Es sei zwar auch zeitlich eine Herausforderung, doch für Deutschland bleibe es bei dem Ziel, beim Innenministerrat der EU im Dezember eine Einigung zu erzielen. Dafür sei er auch bereit, im November ein weiteres Treffen zu organisieren. Seehofer kündigte mehrere Runden von bilateralen Verhandlungen an.
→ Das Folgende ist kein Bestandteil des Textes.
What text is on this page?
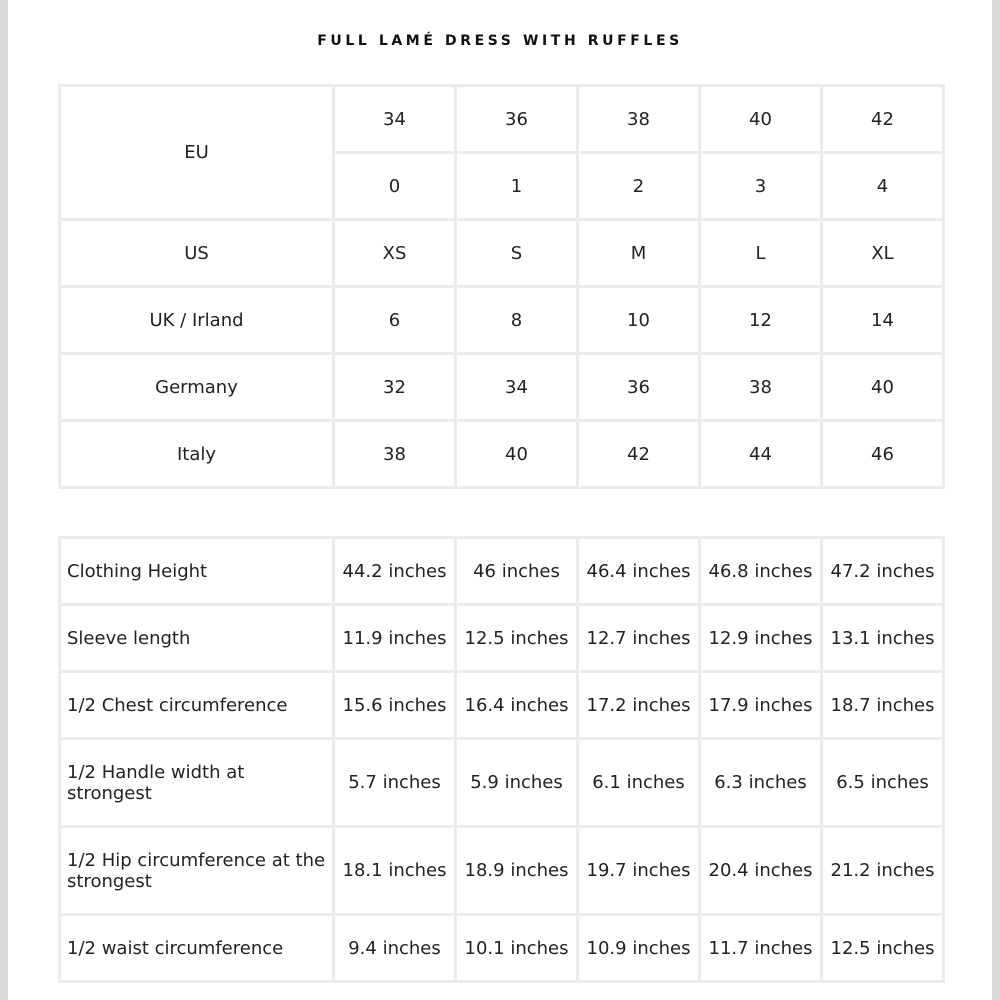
FULL LAMÉ DRESS WITH RUFFLES
EU	34	36	38	40	42
	0	1	2	3	4
US	XS	S	M	L	XL
UK / Irland	6	8	10	12	14
Germany	32	34	36	38	40
Italy	38	40	42	44	46
Clothing Height	44.2 inches	46 inches	46.4 inches	46.8 inches	47.2 inches
Sleeve length	11.9 inches	12.5 inches	12.7 inches	12.9 inches	13.1 inches
1/2 Chest circumference	15.6 inches	16.4 inches	17.2 inches	17.9 inches	18.7 inches
1/2 Handle width at strongest	5.7 inches	5.9 inches	6.1 inches	6.3 inches	6.5 inches
1/2 Hip circumference at the strongest	18.1 inches	18.9 inches	19.7 inches	20.4 inches	21.2 inches
1/2 waist circumference	9.4 inches	10.1 inches	10.9 inches	11.7 inches	12.5 inches
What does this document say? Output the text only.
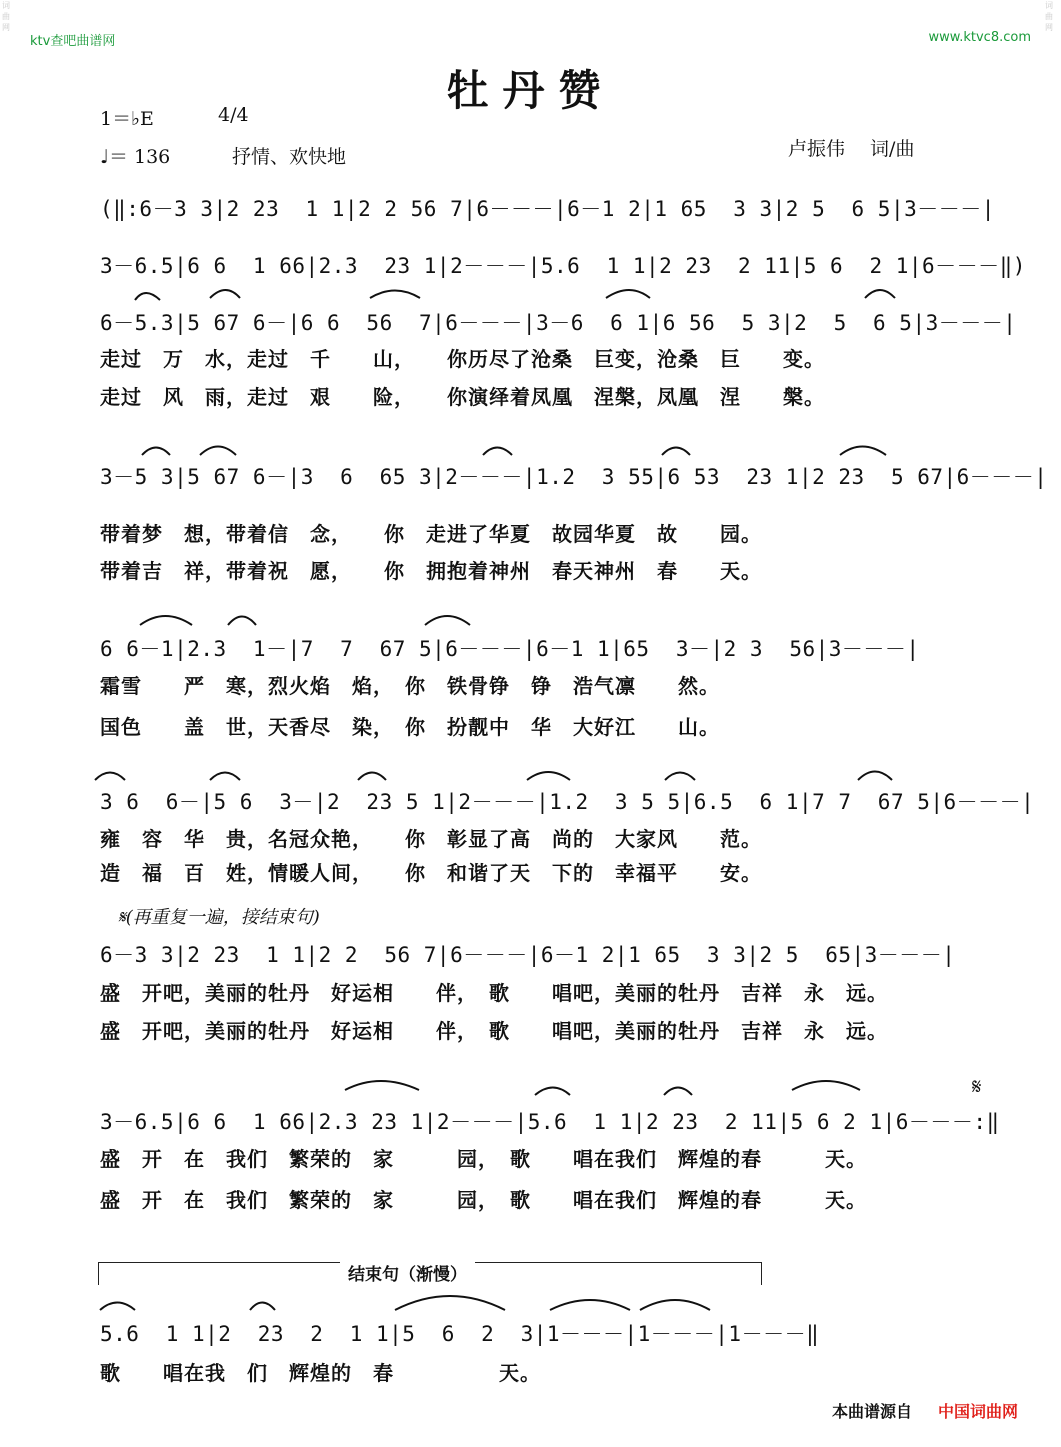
词曲网
词曲网
ktv查吧曲谱网	www.ktvc8.com
牡丹赞
1＝♭E	4/4
♩＝ 136	抒情、欢快地	卢振伟　 词/曲
(‖:6－3 3|2 23  1 1|2 2 56 7|6－－－|6－1 2|1 65  3 3|2 5  6 5|3－－－|
3－6.5|6 6  1 66|2.3  23 1|2－－－|5.6  1 1|2 23  2 11|5 6  2 1|6－－－‖)
6－5.3|5 67 6－|6 6  56  7|6－－－|3－6  6 1|6 56  5 3|2  5  6 5|3－－－|
走过　万　水，走过　千　　山，　　你历尽了沧桑　巨变，沧桑　巨　　变。
走过　风　雨，走过　艰　　险，　　你演绎着凤凰　涅槃，凤凰　涅　　槃。
3－5 3|5 67 6－|3  6  65 3|2－－－|1.2  3 55|6 53  23 1|2 23  5 67|6－－－|
带着梦　想，带着信　念，　　你　走进了华夏　故园华夏　故　　园。
带着吉　祥，带着祝　愿，　　你　拥抱着神州　春天神州　春　　天。
6 6－1|2.3  1－|7  7  67 5|6－－－|6－1 1|65  3－|2 3  56|3－－－|
霜雪　　严　寒，烈火焰　焰，　你　铁骨铮　铮　浩气凛　　然。
国色　　盖　世，天香尽　染，　你　扮靓中　华　大好江　　山。
3 6  6－|5 6  3－|2  23 5 1|2－－－|1.2  3 5 5|6.5  6 1|7 7  67 5|6－－－|
雍　容　华　贵，名冠众艳，　　你　彰显了高　尚的　大家风　　范。
造　福　百　姓，情暖人间，　　你　和谐了天　下的　幸福平　　安。
𝄋(再重复一遍，接结束句)
6－3 3|2 23  1 1|2 2  56 7|6－－－|6－1 2|1 65  3 3|2 5  65|3－－－|
盛　开吧，美丽的牡丹　好运相　　伴，　歌　　唱吧，美丽的牡丹　吉祥　永　远。
盛　开吧，美丽的牡丹　好运相　　伴，　歌　　唱吧，美丽的牡丹　吉祥　永　远。
𝄋
3－6.5|6 6  1 66|2.3 23 1|2－－－|5.6  1 1|2 23  2 11|5 6 2 1|6－－－:‖
盛　开　在　我们　繁荣的　家　　　园，　歌　　唱在我们　辉煌的春　　　天。
盛　开　在　我们　繁荣的　家　　　园，　歌　　唱在我们　辉煌的春　　　天。
结束句（渐慢）
5.6  1 1|2  23  2  1 1|5  6  2  3|1－－－|1－－－|1－－－‖
歌　　唱在我　们　辉煌的　春　　　　　天。
本曲谱源自 中国词曲网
Als „interessant und intelligent“ charakterisierte Seehofer den Vorschlag, die Solidarität bei der Aufnahme von Flüchtlingen in der EU stufenweise auszugestalten und sie auf die jeweilige Stärke des Migrationsgeschehens zu beziehen. Für Deutschland bleibe es ein Kernanliegen, im Rahmen eines starken Außengrenzenschutzes dafür zu sorgen, dass nur noch diejenigen nach Europa einreisen, die auch ein Bleiberecht haben. Damit falle die Migration bereits um zwei Drittel geringer aus als bislang.
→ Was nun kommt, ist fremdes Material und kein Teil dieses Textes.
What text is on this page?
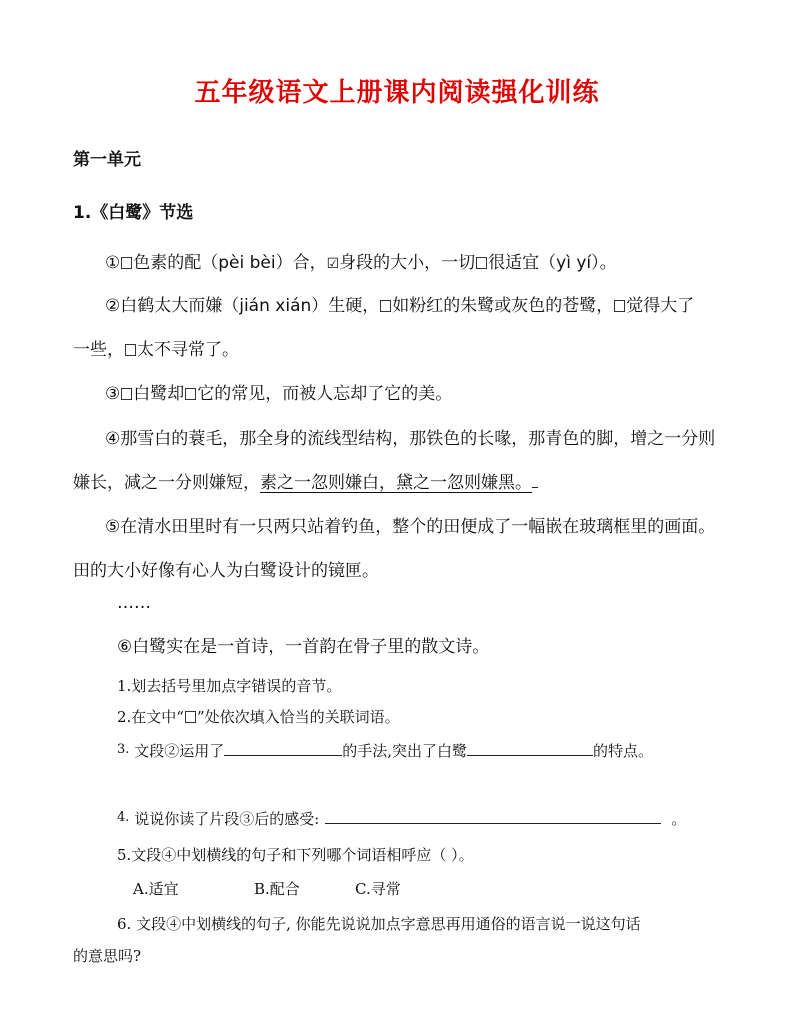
五年级语文上册课内阅读强化训练
第一单元
1.《白鹭》节选
① 色素的配（pèi bèi）合，☑身段的大小，一切 很适宜（yì yí）。
②白鹤太大而嫌（jián xián）生硬， 如粉红的朱鹭或灰色的苍鹭， 觉得大了
一些， 太不寻常了。
③ 白鹭却 它的常见，而被人忘却了它的美。
④那雪白的蓑毛，那全身的流线型结构，那铁色的长喙，那青色的脚，增之一分则
嫌长，减之一分则嫌短，素之一忽则嫌白，黛之一忽则嫌黑。
⑤在清水田里时有一只两只站着钓鱼，整个的田便成了一幅嵌在玻璃框里的画面。
田的大小好像有心人为白鹭设计的镜匣。
……
⑥白鹭实在是一首诗，一首韵在骨子里的散文诗。
1.划去括号里加点字错误的音节。
2.在文中“ ”处依次填入恰当的关联词语。
3. 文段②运用了	的手法,突出了白鹭	的特点。
4. 说说你读了片段③后的感受:	。
5.文段④中划横线的句子和下列哪个词语相呼应（ ）。
A.适宜	B.配合	C.寻常
6. 文段④中划横线的句子, 你能先说说加点字意思再用通俗的语言说一说这句话
的意思吗?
Traurig sei er über die Äußerungen von Österreichs Bundeskanzler Sebastian Kurz, sagte Seehofer. Kurz hatte bereits vor der Vorlage des Brüsseler Asylpaketes die Verteilung von Flüchtlingen für gescheitert erklärt und unterstrichen: „Das lehnen so viele Staaten ab, das wird auch nicht funktionieren.“ Die Welt blicke nun auf Europa, ob es eine Antwort auf die Migrationsprobleme finde, erwiderte Seehofer. „Wir wollen nicht, dass Interessen eines Landes vor den europäischen Interessen stehen – das ist nicht, was Europa baut“, erklärte der CSU-Politiker. Auch SPD-Fraktionsvize Achim Post nannte die „Verweigerung jedweder Solidarität“ durch Österreich „unerträglich“.
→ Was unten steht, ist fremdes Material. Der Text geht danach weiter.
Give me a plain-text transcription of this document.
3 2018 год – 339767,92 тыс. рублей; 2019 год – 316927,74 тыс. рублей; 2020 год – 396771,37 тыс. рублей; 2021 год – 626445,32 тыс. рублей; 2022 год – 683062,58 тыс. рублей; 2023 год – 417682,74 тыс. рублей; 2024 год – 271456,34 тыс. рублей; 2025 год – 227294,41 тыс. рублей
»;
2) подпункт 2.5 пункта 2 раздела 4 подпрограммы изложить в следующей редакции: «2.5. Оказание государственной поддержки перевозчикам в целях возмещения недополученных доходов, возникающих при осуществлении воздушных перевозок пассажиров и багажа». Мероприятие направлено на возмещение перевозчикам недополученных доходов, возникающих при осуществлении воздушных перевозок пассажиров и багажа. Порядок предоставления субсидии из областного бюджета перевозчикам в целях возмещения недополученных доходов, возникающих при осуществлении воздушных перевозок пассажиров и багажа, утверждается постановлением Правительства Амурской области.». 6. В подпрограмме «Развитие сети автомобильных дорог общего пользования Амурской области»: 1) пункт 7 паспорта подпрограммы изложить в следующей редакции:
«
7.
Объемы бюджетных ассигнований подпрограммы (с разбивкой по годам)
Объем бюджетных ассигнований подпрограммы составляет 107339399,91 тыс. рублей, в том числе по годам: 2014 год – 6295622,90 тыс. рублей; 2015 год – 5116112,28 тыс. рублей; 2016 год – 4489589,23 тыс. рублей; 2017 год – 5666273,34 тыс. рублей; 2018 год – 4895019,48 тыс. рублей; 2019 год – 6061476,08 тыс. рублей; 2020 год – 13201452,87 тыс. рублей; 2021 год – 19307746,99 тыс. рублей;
Für den AfD-Vorsitzenden Jörg Meuthen sind die EU-Vorschläge „selbstmörderisch“. Sie bedeuteten eine Kampfansage an Lebensweise, Sozialstaat, innere Sicherheit, freiheitliche Gesellschaft und christlich-abendländisch geprägte Kultur. Von einem „teuflischen Pakt der Entrechtung“ sprach Günter Burkhardt, Geschäftsführer von Pro Asyl. Die Grünen wehren sich dagegen, dass die EU Hotspots wie Moria an den Außengrenzen zum Modell machen wolle. Für die FDP sind die Vorschläge nicht konkret genug. Zur Verstärkung der Frontex-Grenzpolizei müsse auch die Weiterentwicklung eigener Befugnisse gehören.